Open Davidhanson90 opened 2 months ago
IFrames were chosen to sandbox the intent resolver (or channel selector) code in its own DOM, we looked at some other form of code injection and decided that it would open up an unacceptable security hole in applications (as it could be abused to inject anything - both unsafe and likely to fragment with non-standard usage). By injecting an iframe, loading it with a DA specified URL and communicating with it via postMessage/MessagePorts its sandboxed and comms with it constrained (necessary for vendor-agnostic comms).
The advantage with the iframe was that it could be displayed within/over the application, which is generally where its expected to be - very much so for the channel selector. However, the iframes are optional - DAs that display apps in iframes in their own windows can of course just display the intent resolver/channel selector over or outside the app's iframe. Launching the intent resolver in a separate window can also be implemented by the DA window (either by loading a URL for the UI or by loading a URL for content that adopts nodes - although this seems more complex) - the trick will be making sure you get positioning right so it's clearly associated with the action that the user took in the application. We tried to be as flexible as possible here to facilitate innovative implementations, but without creating security concerns.
Happy to discuss at a future meeting.
Yeah ok this answers my main question which sounds like DOM isolation and security. I do worry about this however
The advantage with the iframe was that it could be displayed within/over the application, which is generally where its expected to be
This is specifically what click jacking protection is for. Are their docs on configuring this as I know in a lot of our applications click jacking protection is often a requirement using X-Frame-Option
We're planning to raise the FDC3 for the Web proposal in its current form as @experimental so it can be implemented and issues like this explored in implementations. If the approach chosen proves problematic we can change it...

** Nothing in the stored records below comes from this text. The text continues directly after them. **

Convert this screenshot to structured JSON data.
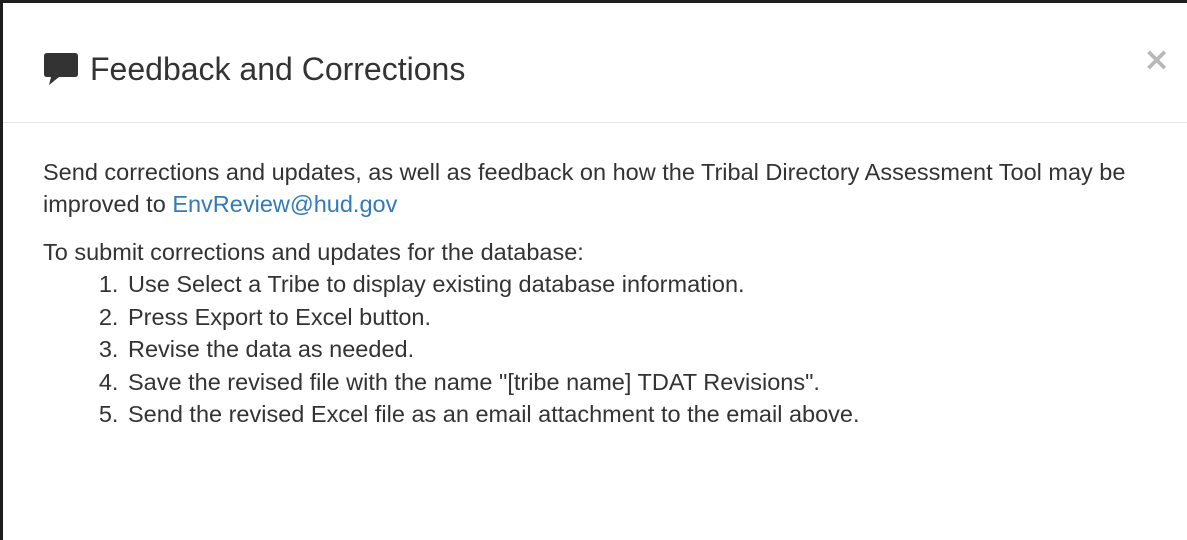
{
  "modal": {
    "title": "Feedback and Corrections",
    "close_label": "×",
    "title_icon": "comment-icon"
  },
  "body": {
    "intro_text": "Send corrections and updates, as well as feedback on how the Tribal Directory Assessment Tool may be improved to ",
    "email_link": "EnvReview@hud.gov",
    "steps_heading": "To submit corrections and updates for the database:",
    "steps": [
      "Use Select a Tribe to display existing database information.",
      "Press Export to Excel button.",
      "Revise the data as needed.",
      "Save the revised file with the name \"[tribe name] TDAT Revisions\".",
      "Send the revised Excel file as an email attachment to the email above."
    ]
  },
  "colors": {
    "link": "#337ab7",
    "text": "#333333",
    "close": "#b8b8b8"
  }
}
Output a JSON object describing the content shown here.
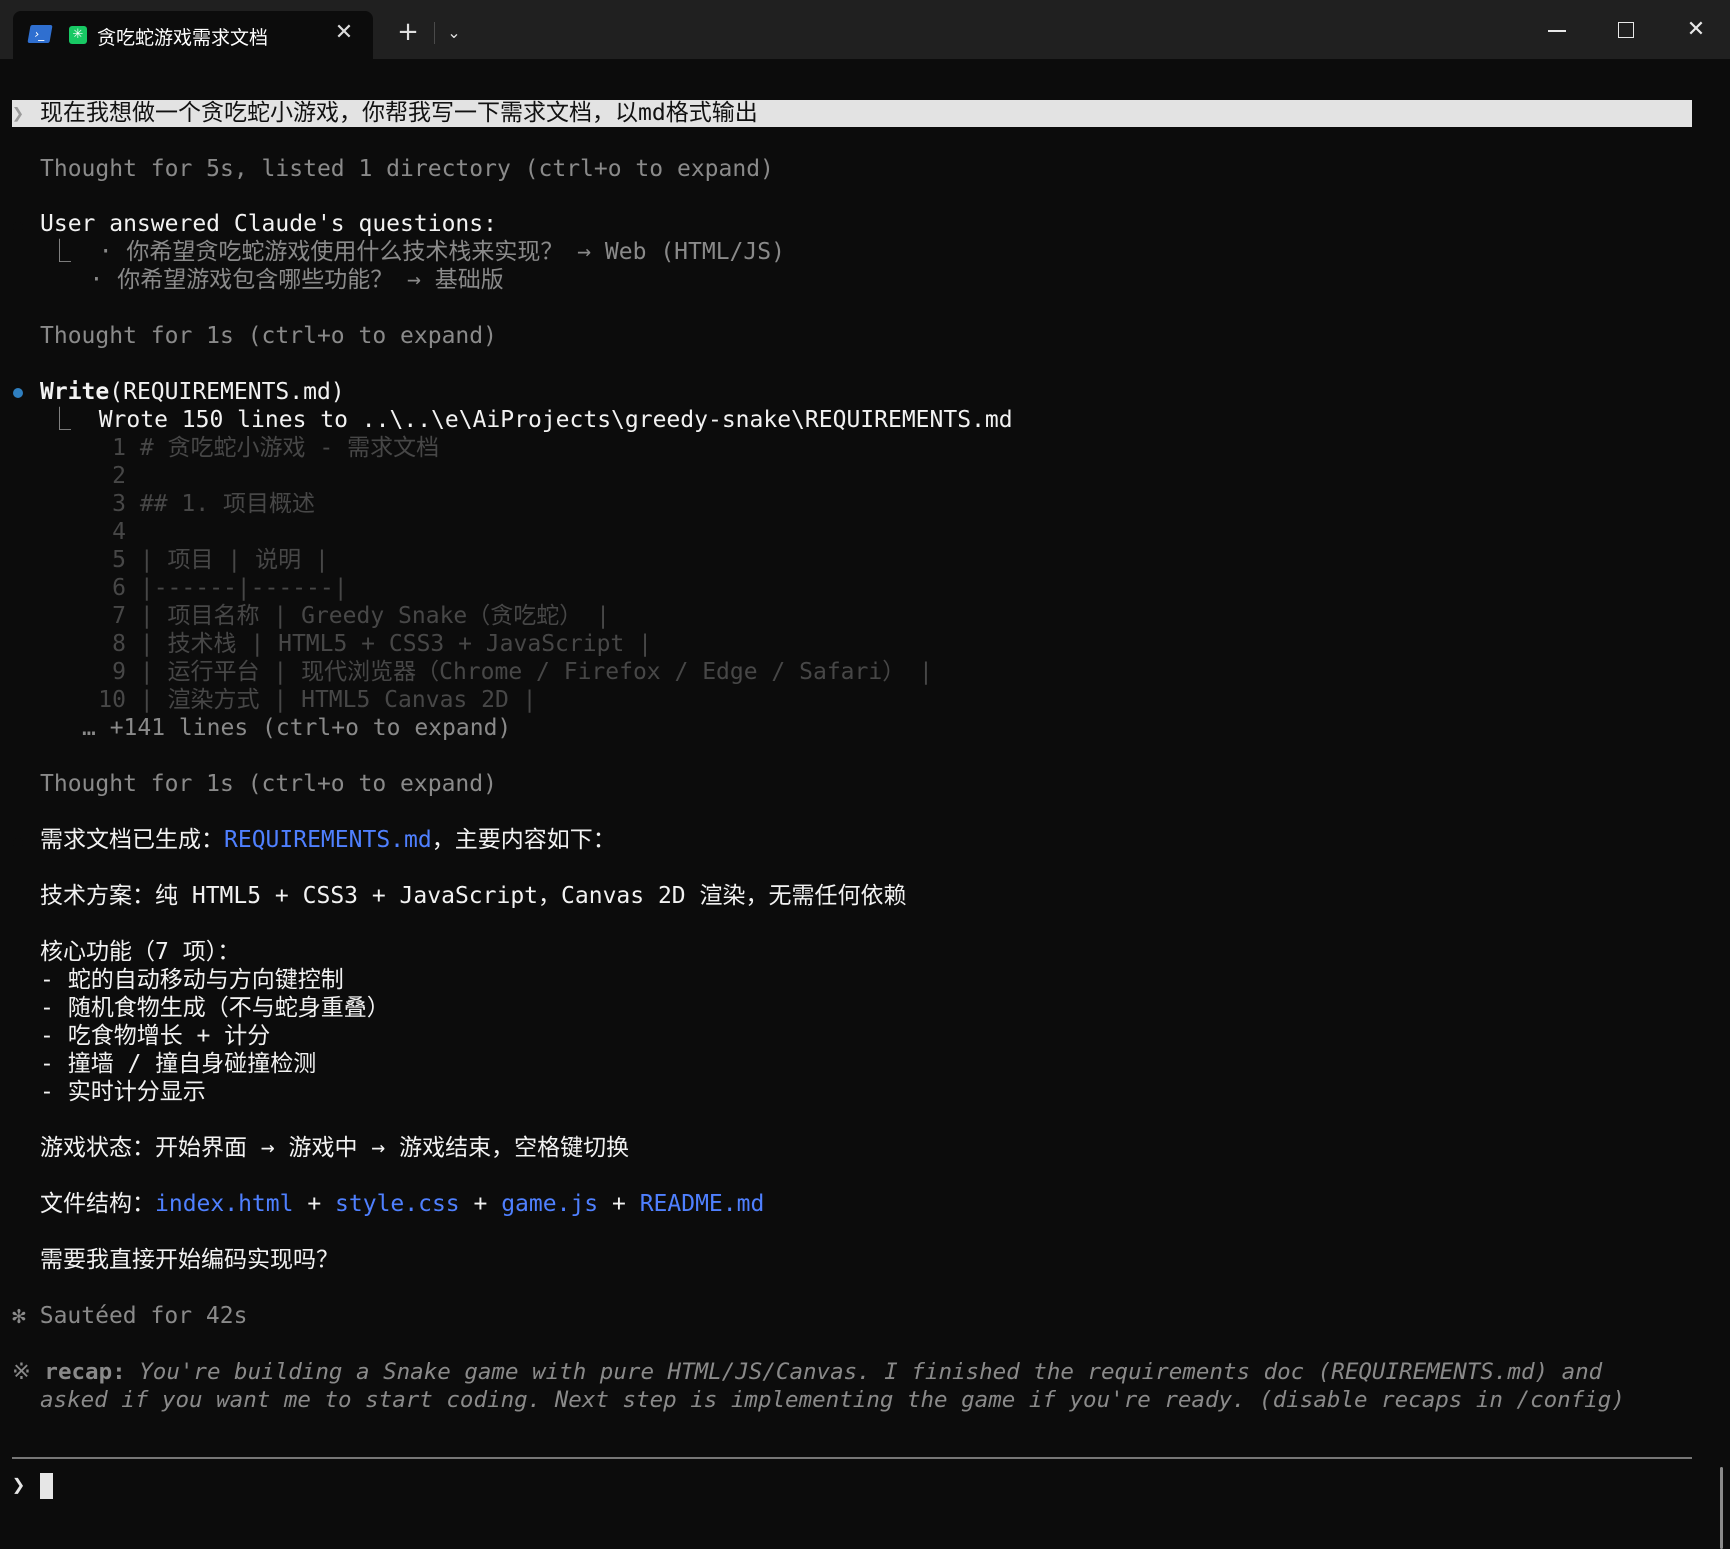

I'm not 100% clear on what you are proposing as an alternative - as you need access to the other document to adopt nodes from it. As we want the Desktop Agent to be able to provide the UI implementations (where needed) it needs to be provided cross-origin, which prevent access to the document... If the DA instead wants to provide a separate window with the UI (and try to display it over the apps window, dealing with getting the permission for a popup of course) they can simply indicate that they don't need the iframes by setting the URL fields null which will prevent injections of the iframes and then do that however they wish. We are already aware that some implementation will load apps in iframes and can display content over the app already, so again they would indicate that they don't need the iframes injected.
Happy to discuss this more - agenda for the meeting on the 19th is going to be full with review of the proposal docs for our first version, so I would suggest we do so at the meeting after (after OSFF).
@kziemski is this in anyway related to your question about Module federation?
@kriswest yes/no. this definitely would be the solution to his problem but with a caveat of course of bundling for MF. But MF primary use case is super apps with a host/appremote model and it provides a form for remote module loading in a structured manner. it not just about the ui. i don't want bring it into fdc3 without having a back and forth on future architecture with you guys hence why i spoke up and didn't think fdc3 general was where i want to have that conv. anyway i'll table it for the next call and touch on it briefly there.
Question Area
DOM Projection for UX parts.
In our current implementation we are presenting app resolver UX to the user and we are currently just attaching this to the current apps DOM tree. This is not ideal and I understand that there is a recommendation to use IFrames to attach DOM. My assumption here is that this is to avoid possibly polluting an apps DOM with FDC3 related content.
Now firstly I was wondering if this assumption is correct? Secondly, I was considering that we could launch the app resolver UX in new window instead. Discussing internally I had heard from @Roaders that there could be some concerns around code injection but we were not clear on the details. Can you provide colour here?
Regardless, I was thinking we could take a different approach. Modern browsers (chromium, safari etc) support the adoptNode API
This API allows for DOM projection, therefore you can launch a new window from a parent window, load HTML and CSS into, however all the code an behaviour for the DOM in the child window still fully remains within the parent app. The window is purely a projection with no behaviour. We use this in our web container to support spawing multiple windows and as there is no code being injected into a window anywhere I think it side steps the concerns that may/may not exist.
Therefore, I am thinking that an app which uses a FDC3 web client library already has local code which executes in the context of the app. Using the DOM projection technique we could include web components in the library which are then projected into a new window thus avoiding any changes to the current Apps DOM trees.
There are a number of assumptions I have made here as to the "why" of Iframes so please feel free to correct me and evaluate this idea.